L’originalité de ce système repose sur les principes de solidarité nationale (v. Préambule de la Constitution de 1946, al. 12) et de mutualisation des risques, matérialisés par un partenariat public-privé composé de différents acteurs. D’abord, les assurés (particuliers, professionnels ou collectivités territoriales) puisque le régime Cat Nat prend la forme d’une garantie obligatoire présente dans les assurances de dommages aux biens et les assurances automobiles. Cette surprime, d’environ 40 € par an (depuis le 1er janv. 2025), est récoltée par les assureurs qui constituent le deuxième échelon de ce système. En pratique, la robustesse du régime repose majoritairement sur le principe de réassurance (C. assur., art. L. 310-1-1) qui consiste en la cession d’une partie des risques de l’assureur vers le réassureur. Si les assureurs peuvent opter pour un réassureur privé, il existe toutefois un réassureur public en France : la Caisse centrale de réassurance (CCR). La particularité de la CCR repose sur sa garantie illimitée de l’État. Cela signifie qu’au-delà d’un seuil, fixé entre l’assureur et la CCR, celle-ci pourra prendre en charge la moitié des sinistres de l’assureur. Au surplus, lorsque les sinistres atteignent un niveau trop élevé (90 % des réserves financières de la CCR) la garantie de l’État peut être sollicitée.
Afin de maintenir la stabilité financière, chaque intervenant de ce système doit être responsabilisé selon les mots de la Cour des comptes. Pour ce faire, une franchise est laissée à la charge des assurés en cas d’indemnisation de 380 € pour tous les dommages, sauf ceux issus de la sécheresse pour lesquels elle s’élève à 1 580 € (C. assur., art. A. 125-6). La CCR reverse, quant à elle, à l’État 10,8 % des primes de réassurance qu’elle récupère auprès des assureurs.
L’indemnisation au titre de ce régime est soumise à une procédure rigoureuse. Le maire de la commune doit déposer une demande de reconnaissance de l’état de catastrophe naturelle. La demande est portée devant la commission interministérielle qui se prononce sur la reconnaissance, ou non, de l’état de catastrophe naturelle au regard des conditions de recevabilité.
La stabilité financière face à la recrudescence des événements climatiques
L’évolution de la sinistralité climatique porte atteinte à la stabilité financière de ce régime. Depuis la création du régime, en 1982, ce sont 62,5 milliards d’euros qui ont permis de recouvrer les dommages liés aux événements climatiques. La Cour souligne toutefois que, depuis 2016, les épisodes de sécheresse ont fortement augmenté, dépassant ainsi les inondations qui représentaient jusque-là les périls les plus fréquents et, in fine, les plus coûteux. En moyenne, à l’exception de l’année 2021 qui représente un répit de courte durée, les dommages causés par les sécheresses s’élèvent à 1,35 milliard d’euros par an.
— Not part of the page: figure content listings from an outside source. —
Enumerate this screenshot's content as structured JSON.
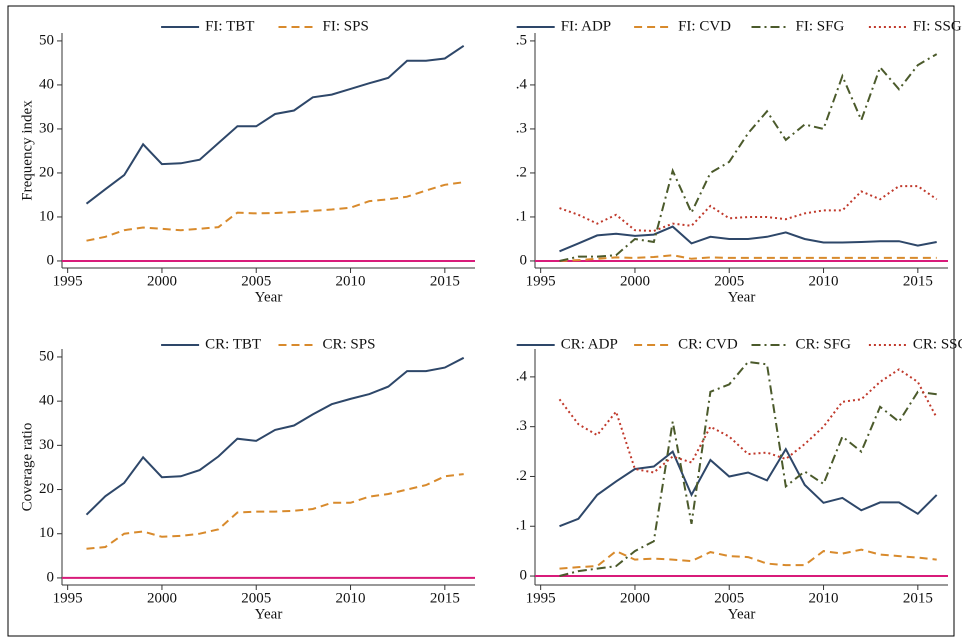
{
  "chart_data": [
    {
      "type": "line",
      "y_label": "Frequency index",
      "x_label": "Year",
      "x": [
        1996,
        1997,
        1998,
        1999,
        2000,
        2001,
        2002,
        2003,
        2004,
        2005,
        2006,
        2007,
        2008,
        2009,
        2010,
        2011,
        2012,
        2013,
        2014,
        2015,
        2016
      ],
      "xlim": [
        1994.7,
        2016.6
      ],
      "xticks": [
        1995,
        2000,
        2005,
        2010,
        2015
      ],
      "ylim": [
        -1.6,
        51.8
      ],
      "yticks": [
        0,
        10,
        20,
        30,
        40,
        50
      ],
      "hline": {
        "value": 0,
        "color": "#d81b7a"
      },
      "series": [
        {
          "name": "FI: TBT",
          "color": "#2e4769",
          "style": "solid",
          "values": [
            13,
            16.3,
            19.5,
            26.5,
            22,
            22.2,
            23,
            26.8,
            30.6,
            30.6,
            33.4,
            34.2,
            37.2,
            37.8,
            39.1,
            40.4,
            41.6,
            45.5,
            45.5,
            46,
            48.9
          ]
        },
        {
          "name": "FI: SPS",
          "color": "#d88a2c",
          "style": "dash",
          "values": [
            4.6,
            5.5,
            7,
            7.6,
            7.3,
            7,
            7.3,
            7.7,
            11,
            10.8,
            10.9,
            11.1,
            11.4,
            11.7,
            12.1,
            13.6,
            14,
            14.6,
            16,
            17.3,
            17.9
          ]
        }
      ]
    },
    {
      "type": "line",
      "x_label": "Year",
      "x": [
        1996,
        1997,
        1998,
        1999,
        2000,
        2001,
        2002,
        2003,
        2004,
        2005,
        2006,
        2007,
        2008,
        2009,
        2010,
        2011,
        2012,
        2013,
        2014,
        2015,
        2016
      ],
      "xlim": [
        1994.7,
        2016.6
      ],
      "xticks": [
        1995,
        2000,
        2005,
        2010,
        2015
      ],
      "ylim": [
        -0.016,
        0.518
      ],
      "yticks": [
        0,
        {
          "value": 0.1,
          "label": ".1"
        },
        {
          "value": 0.2,
          "label": ".2"
        },
        {
          "value": 0.3,
          "label": ".3"
        },
        {
          "value": 0.4,
          "label": ".4"
        },
        {
          "value": 0.5,
          "label": ".5"
        }
      ],
      "hline": {
        "value": 0,
        "color": "#d81b7a"
      },
      "series": [
        {
          "name": "FI: ADP",
          "color": "#2e4769",
          "style": "solid",
          "values": [
            0.022,
            0.04,
            0.058,
            0.062,
            0.057,
            0.06,
            0.078,
            0.04,
            0.055,
            0.05,
            0.05,
            0.055,
            0.065,
            0.05,
            0.042,
            0.042,
            0.043,
            0.045,
            0.045,
            0.035,
            0.043
          ]
        },
        {
          "name": "FI: CVD",
          "color": "#d88a2c",
          "style": "dash",
          "values": [
            0,
            0.002,
            0.005,
            0.008,
            0.007,
            0.009,
            0.013,
            0.005,
            0.008,
            0.007,
            0.007,
            0.007,
            0.007,
            0.007,
            0.007,
            0.007,
            0.007,
            0.007,
            0.007,
            0.007,
            0.007
          ]
        },
        {
          "name": "FI: SFG",
          "color": "#4b5a2b",
          "style": "dashdot",
          "values": [
            0,
            0.01,
            0.01,
            0.013,
            0.05,
            0.043,
            0.205,
            0.11,
            0.2,
            0.225,
            0.29,
            0.34,
            0.275,
            0.31,
            0.3,
            0.42,
            0.32,
            0.44,
            0.39,
            0.445,
            0.47
          ]
        },
        {
          "name": "FI: SSG",
          "color": "#c0392b",
          "style": "dot",
          "values": [
            0.12,
            0.105,
            0.085,
            0.105,
            0.07,
            0.068,
            0.085,
            0.08,
            0.125,
            0.097,
            0.1,
            0.1,
            0.095,
            0.108,
            0.115,
            0.115,
            0.158,
            0.14,
            0.17,
            0.17,
            0.14
          ]
        }
      ]
    },
    {
      "type": "line",
      "y_label": "Coverage ratio",
      "x_label": "Year",
      "x": [
        1996,
        1997,
        1998,
        1999,
        2000,
        2001,
        2002,
        2003,
        2004,
        2005,
        2006,
        2007,
        2008,
        2009,
        2010,
        2011,
        2012,
        2013,
        2014,
        2015,
        2016
      ],
      "xlim": [
        1994.7,
        2016.6
      ],
      "xticks": [
        1995,
        2000,
        2005,
        2010,
        2015
      ],
      "ylim": [
        -1.6,
        51.8
      ],
      "yticks": [
        0,
        10,
        20,
        30,
        40,
        50
      ],
      "hline": {
        "value": 0,
        "color": "#d81b7a"
      },
      "series": [
        {
          "name": "CR: TBT",
          "color": "#2e4769",
          "style": "solid",
          "values": [
            14.3,
            18.5,
            21.5,
            27.3,
            22.8,
            23,
            24.4,
            27.5,
            31.5,
            31,
            33.5,
            34.5,
            37,
            39.3,
            40.5,
            41.6,
            43.3,
            46.8,
            46.8,
            47.6,
            49.8
          ]
        },
        {
          "name": "CR: SPS",
          "color": "#d88a2c",
          "style": "dash",
          "values": [
            6.6,
            7,
            10,
            10.5,
            9.3,
            9.5,
            10,
            11,
            14.8,
            15,
            15,
            15.2,
            15.6,
            17,
            17,
            18.4,
            19,
            20,
            21,
            23,
            23.5
          ]
        }
      ]
    },
    {
      "type": "line",
      "x_label": "Year",
      "x": [
        1996,
        1997,
        1998,
        1999,
        2000,
        2001,
        2002,
        2003,
        2004,
        2005,
        2006,
        2007,
        2008,
        2009,
        2010,
        2011,
        2012,
        2013,
        2014,
        2015,
        2016
      ],
      "xlim": [
        1994.7,
        2016.6
      ],
      "xticks": [
        1995,
        2000,
        2005,
        2010,
        2015
      ],
      "ylim": [
        -0.018,
        0.456
      ],
      "yticks": [
        0,
        {
          "value": 0.1,
          "label": ".1"
        },
        {
          "value": 0.2,
          "label": ".2"
        },
        {
          "value": 0.3,
          "label": ".3"
        },
        {
          "value": 0.4,
          "label": ".4"
        }
      ],
      "hline": {
        "value": 0,
        "color": "#d81b7a"
      },
      "series": [
        {
          "name": "CR: ADP",
          "color": "#2e4769",
          "style": "solid",
          "values": [
            0.1,
            0.115,
            0.163,
            0.19,
            0.215,
            0.22,
            0.25,
            0.163,
            0.233,
            0.2,
            0.208,
            0.192,
            0.255,
            0.183,
            0.147,
            0.157,
            0.132,
            0.148,
            0.148,
            0.125,
            0.163
          ]
        },
        {
          "name": "CR: CVD",
          "color": "#d88a2c",
          "style": "dash",
          "values": [
            0.015,
            0.018,
            0.02,
            0.05,
            0.033,
            0.035,
            0.033,
            0.03,
            0.048,
            0.04,
            0.038,
            0.025,
            0.022,
            0.022,
            0.05,
            0.045,
            0.053,
            0.043,
            0.04,
            0.037,
            0.033
          ]
        },
        {
          "name": "CR: SFG",
          "color": "#4b5a2b",
          "style": "dashdot",
          "values": [
            0,
            0.01,
            0.015,
            0.02,
            0.05,
            0.07,
            0.31,
            0.105,
            0.37,
            0.385,
            0.43,
            0.425,
            0.18,
            0.21,
            0.185,
            0.28,
            0.25,
            0.34,
            0.31,
            0.37,
            0.365
          ]
        },
        {
          "name": "CR: SSG",
          "color": "#c0392b",
          "style": "dot",
          "values": [
            0.355,
            0.305,
            0.283,
            0.33,
            0.215,
            0.208,
            0.24,
            0.228,
            0.3,
            0.28,
            0.245,
            0.248,
            0.235,
            0.265,
            0.3,
            0.35,
            0.355,
            0.39,
            0.415,
            0.39,
            0.318
          ]
        }
      ]
    }
  ]
}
Cette dernière décennie a finalement bouleversé l’équilibre financier et risque, à terme, d’épuiser les ressources financières (réserves de la CCR abondées par les surprimes d’assurance). Le 4e rapport annuel de la CCR portant sur l’étude du régime Cat Nat insistait, lui aussi, sur l’amplification du phénomène de dérèglement climatique avec « une hausse durable de la sinistralité [mettant] à l’épreuve les techniques d’un dispositif fondé historiquement sur la rareté et la mutualisation des grands évènements » (J. Delayen, Les recommandations de la CCR pour assurer la pérennité du régime Cat Nat, Dalloz actualité, 9 mars 2026). Ceci rejoint d’ailleurs la cartographie prospective des risques de l’assurance présentée par France Assureur en février 2025, laquelle place ex aequo à la première place le risque de cyberattaque et celui lié au dérèglement climatique (sur cette cartographie, v. J. Delayen, Le paysage du risque du point de vue des assureurs, Dalloz actualité, 7 mars 2025).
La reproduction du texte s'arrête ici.